Foreign investors cool on Chinese real estate
Foreign activity in the mainland's real estate market has hit a 10-year low as risks rise while restrictions remain.
The mainland's real estate market is dominated by domestic investment, but any moves by foreign investors make media headlines and affect sentiment.
The proportion of foreign investment in the mainland property market fell to 0.08 per cent in the first two months of this year, the lowest in at least a decade, according to data from the National Bureau of Statistics.
"I don't think foreigners are losing their interest," said David Blumenfeld, a partner focusing on real estate at global law firm Paul Hastings. "But people are becoming more realistic" as economic growth slows and transitional challenges loom.
During the double-digit percentage growth in China's economy in the past three decades, anyone investing in the real estate market made a fortune regardless of what they bought and how much they knew.
"A rising tide raises all boats. But it's not rewarding people who are adding value," said Blumenfeld, who advises foreign banks and investors in China. He came to the country in 2005 and now splits his time between Shanghai and Hong Kong.
Many of the transactions he saw during his first few years were foreigners buying existing buildings that had long leases and generated stable revenues.
"Those transactions are harder and harder to do and to make money out of," Blumenfeld said. "Investors have to take more risk and begin to do more and more development deals."
China has since tightened its scrutiny of foreign investment in real estate - requiring foreign firms to set up a mainland entity for each project and put up higher amounts of registered capital, and barring borrowing from offshore shareholders or lenders - as part of its efforts to fight runaway housing inflation.
Data from the statistics agency showed foreign investment remained below 1 per cent of the real estate market after the global financial crisis. But even in its heyday, foreign participation had never exceeded 2 per cent of total sources of funds into the sector, which affects dozens of other industries in the world's second-largest economy.
Some investment banks, including Goldman Sachs, left the mainland's real estate market after the global financial crisis.
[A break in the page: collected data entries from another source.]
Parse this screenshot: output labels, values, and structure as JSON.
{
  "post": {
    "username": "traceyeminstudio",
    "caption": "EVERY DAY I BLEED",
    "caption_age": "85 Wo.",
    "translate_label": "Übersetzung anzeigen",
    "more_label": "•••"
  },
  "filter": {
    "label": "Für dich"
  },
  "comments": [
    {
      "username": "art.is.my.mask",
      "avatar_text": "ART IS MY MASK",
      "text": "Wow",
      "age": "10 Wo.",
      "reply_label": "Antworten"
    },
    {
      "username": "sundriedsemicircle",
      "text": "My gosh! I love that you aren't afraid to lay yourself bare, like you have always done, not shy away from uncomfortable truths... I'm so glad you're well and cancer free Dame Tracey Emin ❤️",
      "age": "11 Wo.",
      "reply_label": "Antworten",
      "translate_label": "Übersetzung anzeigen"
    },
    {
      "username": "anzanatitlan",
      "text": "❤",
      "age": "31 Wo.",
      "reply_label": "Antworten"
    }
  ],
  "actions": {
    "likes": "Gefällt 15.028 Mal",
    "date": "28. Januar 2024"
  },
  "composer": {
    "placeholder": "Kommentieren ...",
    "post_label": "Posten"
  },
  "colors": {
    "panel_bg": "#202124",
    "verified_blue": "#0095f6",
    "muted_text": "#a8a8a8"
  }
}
But other foreign investors - including sovereign wealth funds, pension funds and private equity funds - remain, and some are increasing their exposure to China's property market, said Xu Weibin, China leader and partner at EC Harris, a global consultancy for building and property assets.
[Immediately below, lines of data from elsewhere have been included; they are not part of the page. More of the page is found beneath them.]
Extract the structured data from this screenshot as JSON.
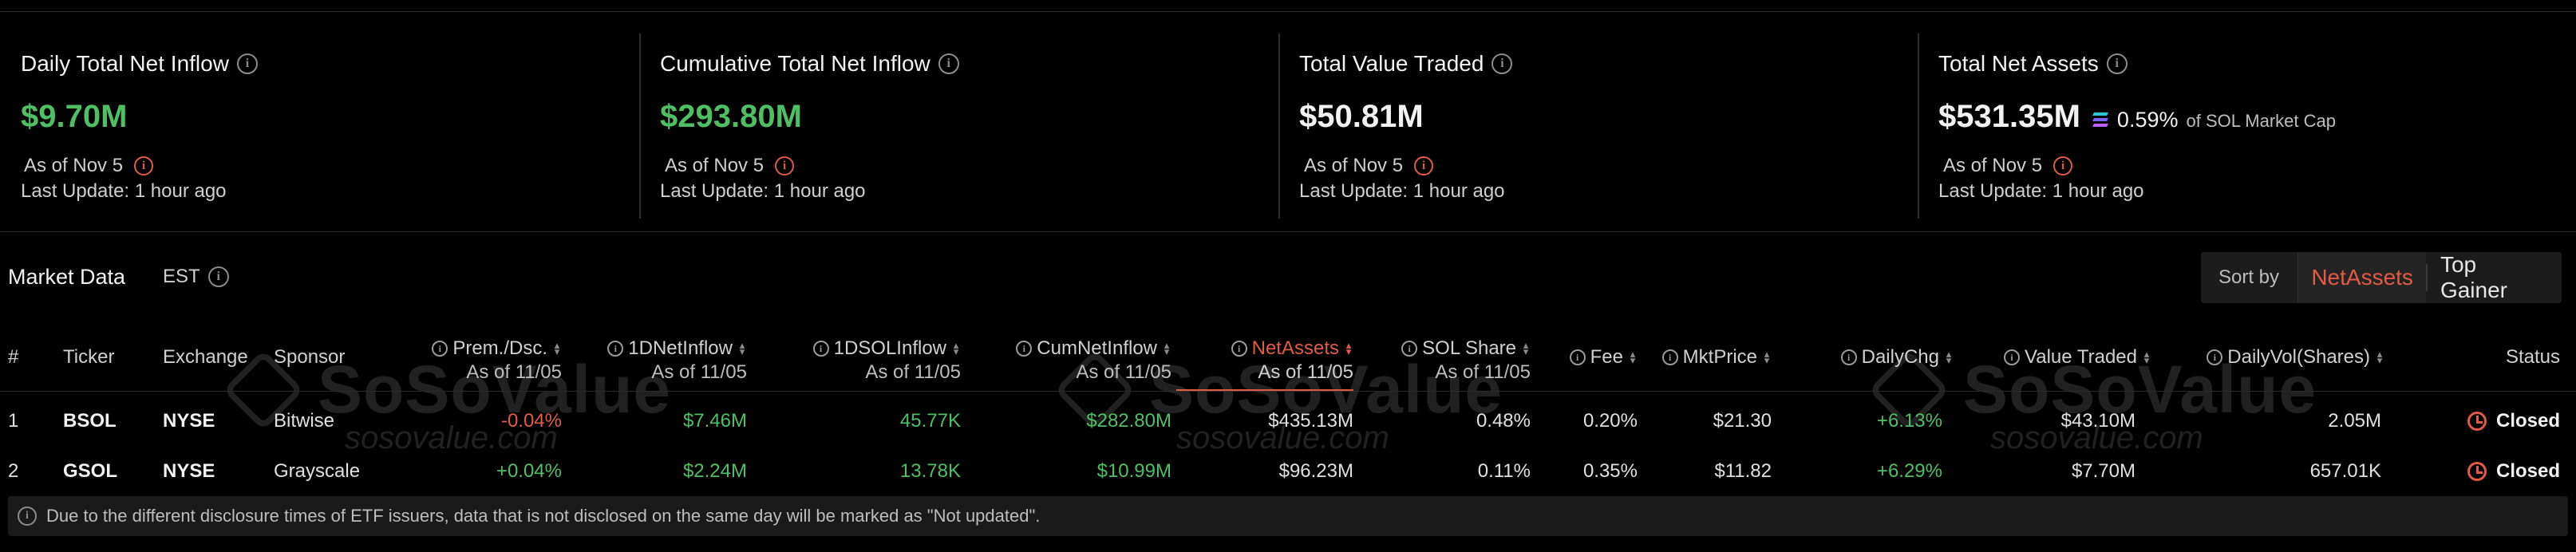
{
  "cards": [
    {
      "title": "Daily Total Net Inflow",
      "value": "$9.70M",
      "as_of": "As of Nov 5",
      "last_update": "Last Update: 1 hour ago"
    },
    {
      "title": "Cumulative Total Net Inflow",
      "value": "$293.80M",
      "as_of": "As of Nov 5",
      "last_update": "Last Update: 1 hour ago"
    },
    {
      "title": "Total Value Traded",
      "value": "$50.81M",
      "as_of": "As of Nov 5",
      "last_update": "Last Update: 1 hour ago"
    },
    {
      "title": "Total Net Assets",
      "value": "$531.35M",
      "share_pct": "0.59%",
      "share_text": "of SOL Market Cap",
      "as_of": "As of Nov 5",
      "last_update": "Last Update: 1 hour ago"
    }
  ],
  "market": {
    "title": "Market Data",
    "timezone": "EST",
    "sort_label": "Sort by",
    "sort_options": [
      "NetAssets",
      "Top Gainer"
    ],
    "active_sort": "NetAssets"
  },
  "columns": {
    "num": "#",
    "ticker": "Ticker",
    "exchange": "Exchange",
    "sponsor": "Sponsor",
    "prem": {
      "label": "Prem./Dsc.",
      "sub": "As of 11/05"
    },
    "inflow": {
      "label": "1DNetInflow",
      "sub": "As of 11/05"
    },
    "solinflow": {
      "label": "1DSOLInflow",
      "sub": "As of 11/05"
    },
    "cuminflow": {
      "label": "CumNetInflow",
      "sub": "As of 11/05"
    },
    "netassets": {
      "label": "NetAssets",
      "sub": "As of 11/05"
    },
    "solshare": {
      "label": "SOL Share",
      "sub": "As of 11/05"
    },
    "fee": "Fee",
    "mktprice": "MktPrice",
    "dailychg": "DailyChg",
    "valuetraded": "Value Traded",
    "dailyvol": "DailyVol(Shares)",
    "status": "Status"
  },
  "rows": [
    {
      "num": "1",
      "ticker": "BSOL",
      "exchange": "NYSE",
      "sponsor": "Bitwise",
      "prem": "-0.04%",
      "inflow": "$7.46M",
      "solinflow": "45.77K",
      "cuminflow": "$282.80M",
      "netassets": "$435.13M",
      "solshare": "0.48%",
      "fee": "0.20%",
      "mktprice": "$21.30",
      "dailychg": "+6.13%",
      "valuetraded": "$43.10M",
      "dailyvol": "2.05M",
      "status": "Closed"
    },
    {
      "num": "2",
      "ticker": "GSOL",
      "exchange": "NYSE",
      "sponsor": "Grayscale",
      "prem": "+0.04%",
      "inflow": "$2.24M",
      "solinflow": "13.78K",
      "cuminflow": "$10.99M",
      "netassets": "$96.23M",
      "solshare": "0.11%",
      "fee": "0.35%",
      "mktprice": "$11.82",
      "dailychg": "+6.29%",
      "valuetraded": "$7.70M",
      "dailyvol": "657.01K",
      "status": "Closed"
    }
  ],
  "watermark": {
    "name": "SoSoValue",
    "url": "sosovalue.com"
  },
  "footnote": "Due to the different disclosure times of ETF issuers, data that is not disclosed on the same day will be marked as \"Not updated\".",
  "colors": {
    "positive": "#4ec063",
    "negative": "#e25b45",
    "accent": "#e25b45",
    "background": "#000000"
  }
}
"No one is expecting China GDP to grow 10 per cent," Xu said. "But a 7-8 per cent GDP increase is still a rate many other countries would die for."
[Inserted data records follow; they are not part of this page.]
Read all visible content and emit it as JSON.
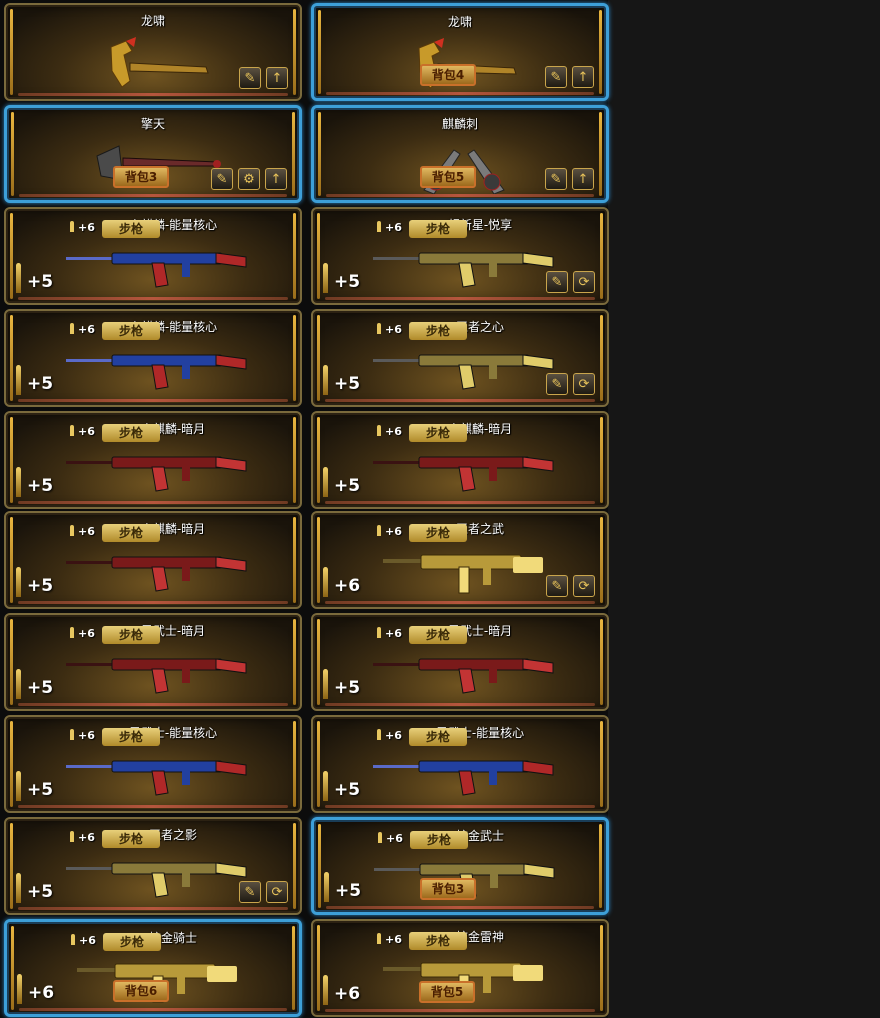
{
  "cards": [
    {
      "name": "龙啸",
      "type": "",
      "ammo": "",
      "level": "",
      "bag": "",
      "selected": false,
      "kind": "melee",
      "buttons": [
        "wrench-icon",
        "upgrade-arrow-icon"
      ]
    },
    {
      "name": "龙啸",
      "type": "",
      "ammo": "",
      "level": "",
      "bag": "背包4",
      "selected": true,
      "kind": "melee",
      "buttons": [
        "wrench-icon",
        "upgrade-arrow-icon"
      ]
    },
    {
      "name": "擎天",
      "type": "",
      "ammo": "",
      "level": "",
      "bag": "背包3",
      "selected": true,
      "kind": "shovel",
      "buttons": [
        "wrench-icon",
        "gear-icon",
        "upgrade-arrow-icon"
      ]
    },
    {
      "name": "麒麟刺",
      "type": "",
      "ammo": "",
      "level": "",
      "bag": "背包5",
      "selected": true,
      "kind": "dual",
      "buttons": [
        "wrench-icon",
        "upgrade-arrow-icon"
      ]
    },
    {
      "name": "火麒麟-能量核心",
      "type": "步枪",
      "ammo": "+6",
      "level": "+5",
      "bag": "",
      "selected": false,
      "kind": "rifle-blue",
      "buttons": []
    },
    {
      "name": "超新星-悦享",
      "type": "步枪",
      "ammo": "+6",
      "level": "+5",
      "bag": "",
      "selected": false,
      "kind": "rifle-gold",
      "buttons": [
        "wrench-icon",
        "swap-icon"
      ]
    },
    {
      "name": "火麒麟-能量核心",
      "type": "步枪",
      "ammo": "+6",
      "level": "+5",
      "bag": "",
      "selected": false,
      "kind": "rifle-blue",
      "buttons": []
    },
    {
      "name": "王者之心",
      "type": "步枪",
      "ammo": "+6",
      "level": "+5",
      "bag": "",
      "selected": false,
      "kind": "rifle-gold",
      "buttons": [
        "wrench-icon",
        "swap-icon"
      ]
    },
    {
      "name": "火麒麟-暗月",
      "type": "步枪",
      "ammo": "+6",
      "level": "+5",
      "bag": "",
      "selected": false,
      "kind": "rifle-red",
      "buttons": []
    },
    {
      "name": "火麒麟-暗月",
      "type": "步枪",
      "ammo": "+6",
      "level": "+5",
      "bag": "",
      "selected": false,
      "kind": "rifle-red",
      "buttons": []
    },
    {
      "name": "火麒麟-暗月",
      "type": "步枪",
      "ammo": "+6",
      "level": "+5",
      "bag": "",
      "selected": false,
      "kind": "rifle-red",
      "buttons": []
    },
    {
      "name": "王者之武",
      "type": "步枪",
      "ammo": "+6",
      "level": "+6",
      "bag": "",
      "selected": false,
      "kind": "m4-gold",
      "buttons": [
        "wrench-icon",
        "swap-icon"
      ]
    },
    {
      "name": "黑武士-暗月",
      "type": "步枪",
      "ammo": "+6",
      "level": "+5",
      "bag": "",
      "selected": false,
      "kind": "rifle-red",
      "buttons": []
    },
    {
      "name": "黑武士-暗月",
      "type": "步枪",
      "ammo": "+6",
      "level": "+5",
      "bag": "",
      "selected": false,
      "kind": "rifle-red",
      "buttons": []
    },
    {
      "name": "黑武士-能量核心",
      "type": "步枪",
      "ammo": "+6",
      "level": "+5",
      "bag": "",
      "selected": false,
      "kind": "rifle-blue",
      "buttons": []
    },
    {
      "name": "黑武士-能量核心",
      "type": "步枪",
      "ammo": "+6",
      "level": "+5",
      "bag": "",
      "selected": false,
      "kind": "rifle-blue",
      "buttons": []
    },
    {
      "name": "王者之影",
      "type": "步枪",
      "ammo": "+6",
      "level": "+5",
      "bag": "",
      "selected": false,
      "kind": "rifle-gold",
      "buttons": [
        "wrench-icon",
        "swap-icon"
      ]
    },
    {
      "name": "炫金武士",
      "type": "步枪",
      "ammo": "+6",
      "level": "+5",
      "bag": "背包3",
      "selected": true,
      "kind": "rifle-gold",
      "buttons": []
    },
    {
      "name": "炫金骑士",
      "type": "步枪",
      "ammo": "+6",
      "level": "+6",
      "bag": "背包6",
      "selected": true,
      "kind": "m4-gold",
      "buttons": []
    },
    {
      "name": "炫金雷神",
      "type": "步枪",
      "ammo": "+6",
      "level": "+6",
      "bag": "背包5",
      "selected": false,
      "kind": "m4-gold",
      "buttons": []
    }
  ],
  "colors": {
    "selected_border": "#3d9fd8",
    "gold": "#e8c35a",
    "blue_skin": "#2846a8",
    "red_skin": "#9a2020"
  }
}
As the mainland weans itself off its reliance on exports and steps up efforts to boost domestic consumption, foreign interest in the logistics sector is growing, as it is not regarded by the government as real estate investment and is thus subject to less restriction.
For example, the US private equity firm Carlyle and The Townsend Group, a US property consultancy, announced a strategic partnership last year with Shanghai Yupei to develop and operate 17 logistics warehouses in China.
Blumenfeld said as China moved towards a freer currency regime, the real estate market could embrace another boom, although the yuan would not supplant the US dollar soon as a reserve currency for the world.
"China has no place to go but to continue to open up the convertibility of the yuan," he said.
Last week, Beijing expanded the yuan's daily trading limit to 2 per cent above or below a midpoint set by the central bank, from 1 per cent previously.